The military detected the missiles at around 7 a.m., Seoul's Joint Chiefs of Staff said in a message to reporters.

Detailed specifications are being analyzed by U.S.-South Korean intelligence authorities, the JCS said.

"Our military has strengthened surveillance and vigilance, is cooperating closely with the U.S. and is monitoring additional signs of activity from North Korea," the brief statement added.

The launch is the latest provocation from Pyongyang, which has used weapons tests and heated rhetoric to keep tensions on the Korean Peninsula at their highest in years.

In recent weeks, the North unveiled an underwater drone it claims is capable of detonating a nuclear weapon and test-launched a new solid-fuel intermediate-range ballistic missile.

Pyongyang also fired hundreds of artillery rounds near the de facto maritime boundary between the two countries, prompting evacuation orders on a pair of South Korean islands.
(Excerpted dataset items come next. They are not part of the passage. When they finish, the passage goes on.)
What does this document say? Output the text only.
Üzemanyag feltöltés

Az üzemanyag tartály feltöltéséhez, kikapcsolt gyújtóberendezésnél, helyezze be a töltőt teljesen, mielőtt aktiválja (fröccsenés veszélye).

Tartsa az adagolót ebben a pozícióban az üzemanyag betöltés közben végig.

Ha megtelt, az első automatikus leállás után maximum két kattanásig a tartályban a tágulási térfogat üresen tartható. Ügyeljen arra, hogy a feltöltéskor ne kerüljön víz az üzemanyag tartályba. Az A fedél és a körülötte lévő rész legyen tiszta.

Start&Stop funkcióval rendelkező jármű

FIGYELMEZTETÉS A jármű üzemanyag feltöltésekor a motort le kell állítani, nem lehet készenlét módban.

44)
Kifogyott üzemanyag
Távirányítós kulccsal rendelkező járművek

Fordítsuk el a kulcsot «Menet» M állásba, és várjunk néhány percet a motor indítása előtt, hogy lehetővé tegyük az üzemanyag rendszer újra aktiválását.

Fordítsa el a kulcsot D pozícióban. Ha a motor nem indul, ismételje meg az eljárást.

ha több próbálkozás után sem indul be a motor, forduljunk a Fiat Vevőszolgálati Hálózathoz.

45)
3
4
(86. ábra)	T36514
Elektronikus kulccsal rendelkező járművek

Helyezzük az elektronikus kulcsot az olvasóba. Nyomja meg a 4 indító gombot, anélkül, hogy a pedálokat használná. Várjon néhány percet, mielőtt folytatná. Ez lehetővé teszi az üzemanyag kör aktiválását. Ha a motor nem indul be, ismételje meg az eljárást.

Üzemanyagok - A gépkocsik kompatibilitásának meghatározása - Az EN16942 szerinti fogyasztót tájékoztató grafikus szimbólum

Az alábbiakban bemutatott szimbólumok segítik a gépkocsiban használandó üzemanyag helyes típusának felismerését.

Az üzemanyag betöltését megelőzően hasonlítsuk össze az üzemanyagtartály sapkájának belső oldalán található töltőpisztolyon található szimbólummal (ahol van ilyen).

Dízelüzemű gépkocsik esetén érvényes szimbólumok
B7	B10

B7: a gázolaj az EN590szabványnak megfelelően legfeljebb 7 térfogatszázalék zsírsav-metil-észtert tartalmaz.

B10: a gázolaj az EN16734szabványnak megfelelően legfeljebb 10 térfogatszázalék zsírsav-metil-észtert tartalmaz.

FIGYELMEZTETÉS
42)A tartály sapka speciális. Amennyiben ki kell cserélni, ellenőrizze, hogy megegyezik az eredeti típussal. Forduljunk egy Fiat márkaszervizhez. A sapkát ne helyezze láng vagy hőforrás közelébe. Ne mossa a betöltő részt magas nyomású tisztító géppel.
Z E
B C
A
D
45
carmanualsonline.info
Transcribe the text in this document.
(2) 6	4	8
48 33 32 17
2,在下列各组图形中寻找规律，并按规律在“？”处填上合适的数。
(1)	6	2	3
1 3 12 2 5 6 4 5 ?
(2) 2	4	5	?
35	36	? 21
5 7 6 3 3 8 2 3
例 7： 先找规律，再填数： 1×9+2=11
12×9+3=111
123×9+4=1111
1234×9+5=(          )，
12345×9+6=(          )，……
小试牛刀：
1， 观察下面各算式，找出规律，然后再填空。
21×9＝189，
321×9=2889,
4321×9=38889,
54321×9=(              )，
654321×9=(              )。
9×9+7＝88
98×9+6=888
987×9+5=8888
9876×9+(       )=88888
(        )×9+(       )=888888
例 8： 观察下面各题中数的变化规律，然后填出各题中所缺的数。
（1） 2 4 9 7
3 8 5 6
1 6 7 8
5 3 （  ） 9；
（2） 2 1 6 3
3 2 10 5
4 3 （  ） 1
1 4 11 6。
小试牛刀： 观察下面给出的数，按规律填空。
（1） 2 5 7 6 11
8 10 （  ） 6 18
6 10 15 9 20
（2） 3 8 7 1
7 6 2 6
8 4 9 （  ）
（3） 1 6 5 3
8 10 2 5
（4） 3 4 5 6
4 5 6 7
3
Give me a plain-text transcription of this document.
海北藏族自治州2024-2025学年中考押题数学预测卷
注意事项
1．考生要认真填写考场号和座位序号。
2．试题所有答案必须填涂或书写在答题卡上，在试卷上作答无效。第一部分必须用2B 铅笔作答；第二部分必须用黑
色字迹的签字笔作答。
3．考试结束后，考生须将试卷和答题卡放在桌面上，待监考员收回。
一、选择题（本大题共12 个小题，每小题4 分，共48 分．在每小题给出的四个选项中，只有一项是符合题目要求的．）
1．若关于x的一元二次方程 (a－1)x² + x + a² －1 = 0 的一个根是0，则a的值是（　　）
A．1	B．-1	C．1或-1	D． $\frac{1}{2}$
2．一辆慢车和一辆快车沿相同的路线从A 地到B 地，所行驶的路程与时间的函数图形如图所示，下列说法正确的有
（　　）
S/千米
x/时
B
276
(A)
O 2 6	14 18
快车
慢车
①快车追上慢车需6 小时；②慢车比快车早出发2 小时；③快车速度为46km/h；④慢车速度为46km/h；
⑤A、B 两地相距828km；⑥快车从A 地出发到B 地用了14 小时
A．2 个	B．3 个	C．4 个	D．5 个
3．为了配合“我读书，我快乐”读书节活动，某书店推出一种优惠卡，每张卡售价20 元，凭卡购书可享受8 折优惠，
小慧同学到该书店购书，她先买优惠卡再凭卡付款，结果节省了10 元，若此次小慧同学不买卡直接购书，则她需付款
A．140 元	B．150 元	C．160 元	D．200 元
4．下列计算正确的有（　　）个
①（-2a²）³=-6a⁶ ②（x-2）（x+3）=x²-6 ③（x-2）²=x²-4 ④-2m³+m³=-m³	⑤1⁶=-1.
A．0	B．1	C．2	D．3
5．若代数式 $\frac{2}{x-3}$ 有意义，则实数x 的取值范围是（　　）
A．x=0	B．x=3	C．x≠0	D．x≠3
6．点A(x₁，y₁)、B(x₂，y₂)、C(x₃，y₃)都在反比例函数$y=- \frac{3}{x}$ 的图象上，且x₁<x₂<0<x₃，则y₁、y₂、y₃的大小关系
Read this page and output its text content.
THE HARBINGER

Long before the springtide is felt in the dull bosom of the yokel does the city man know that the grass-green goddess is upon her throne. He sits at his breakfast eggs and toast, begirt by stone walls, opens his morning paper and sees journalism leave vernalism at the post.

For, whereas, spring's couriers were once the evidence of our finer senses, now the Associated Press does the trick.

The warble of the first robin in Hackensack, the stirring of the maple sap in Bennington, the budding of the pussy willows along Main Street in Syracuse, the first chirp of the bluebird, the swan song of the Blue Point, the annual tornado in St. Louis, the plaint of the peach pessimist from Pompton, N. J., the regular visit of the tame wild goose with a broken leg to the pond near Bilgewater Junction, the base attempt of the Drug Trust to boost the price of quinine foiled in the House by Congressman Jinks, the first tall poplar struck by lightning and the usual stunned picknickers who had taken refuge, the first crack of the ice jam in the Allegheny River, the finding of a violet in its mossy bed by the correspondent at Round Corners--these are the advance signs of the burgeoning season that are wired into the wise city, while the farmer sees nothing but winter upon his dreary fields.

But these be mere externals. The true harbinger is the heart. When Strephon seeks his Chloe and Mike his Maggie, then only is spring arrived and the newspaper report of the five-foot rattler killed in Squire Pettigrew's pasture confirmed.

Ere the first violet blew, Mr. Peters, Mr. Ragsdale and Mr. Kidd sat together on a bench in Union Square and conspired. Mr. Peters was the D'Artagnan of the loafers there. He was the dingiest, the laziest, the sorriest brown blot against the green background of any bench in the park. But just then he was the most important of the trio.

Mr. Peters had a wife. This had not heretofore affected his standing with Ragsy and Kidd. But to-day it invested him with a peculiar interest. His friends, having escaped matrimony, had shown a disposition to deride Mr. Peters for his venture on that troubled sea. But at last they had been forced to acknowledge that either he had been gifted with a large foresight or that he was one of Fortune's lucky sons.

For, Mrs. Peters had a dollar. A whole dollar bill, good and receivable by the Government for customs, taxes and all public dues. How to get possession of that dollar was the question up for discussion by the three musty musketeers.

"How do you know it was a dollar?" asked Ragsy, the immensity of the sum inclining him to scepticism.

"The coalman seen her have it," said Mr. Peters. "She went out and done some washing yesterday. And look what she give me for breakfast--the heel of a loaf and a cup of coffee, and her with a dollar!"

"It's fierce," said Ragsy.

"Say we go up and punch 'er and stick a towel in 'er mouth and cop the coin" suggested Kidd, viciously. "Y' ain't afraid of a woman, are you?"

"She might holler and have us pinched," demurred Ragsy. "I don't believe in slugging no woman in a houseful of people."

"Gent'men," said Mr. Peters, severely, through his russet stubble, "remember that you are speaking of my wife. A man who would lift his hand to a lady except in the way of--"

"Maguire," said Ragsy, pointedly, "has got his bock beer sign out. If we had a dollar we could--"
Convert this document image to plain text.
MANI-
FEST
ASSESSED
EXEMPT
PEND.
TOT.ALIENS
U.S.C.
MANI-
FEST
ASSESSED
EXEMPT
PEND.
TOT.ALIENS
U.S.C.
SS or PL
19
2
In an address to the North's rubber-stamp parliament earlier this month, North Korean leader Kim Jong Un called the maritime border, known as the Northern Limit Line, "illegal" and said it would "never be tolerated."

Pyongyang has increasingly signaled that it has no intention of engaging diplomatically with Washington or Seoul as it tightens ranks with its former Cold War ally, Russia.

Kim recently called for changing the North's constitution to define South Korea as its "primary enemy state and invariable principal enemy" and rejected a longstanding official policy goal of peaceful reunification.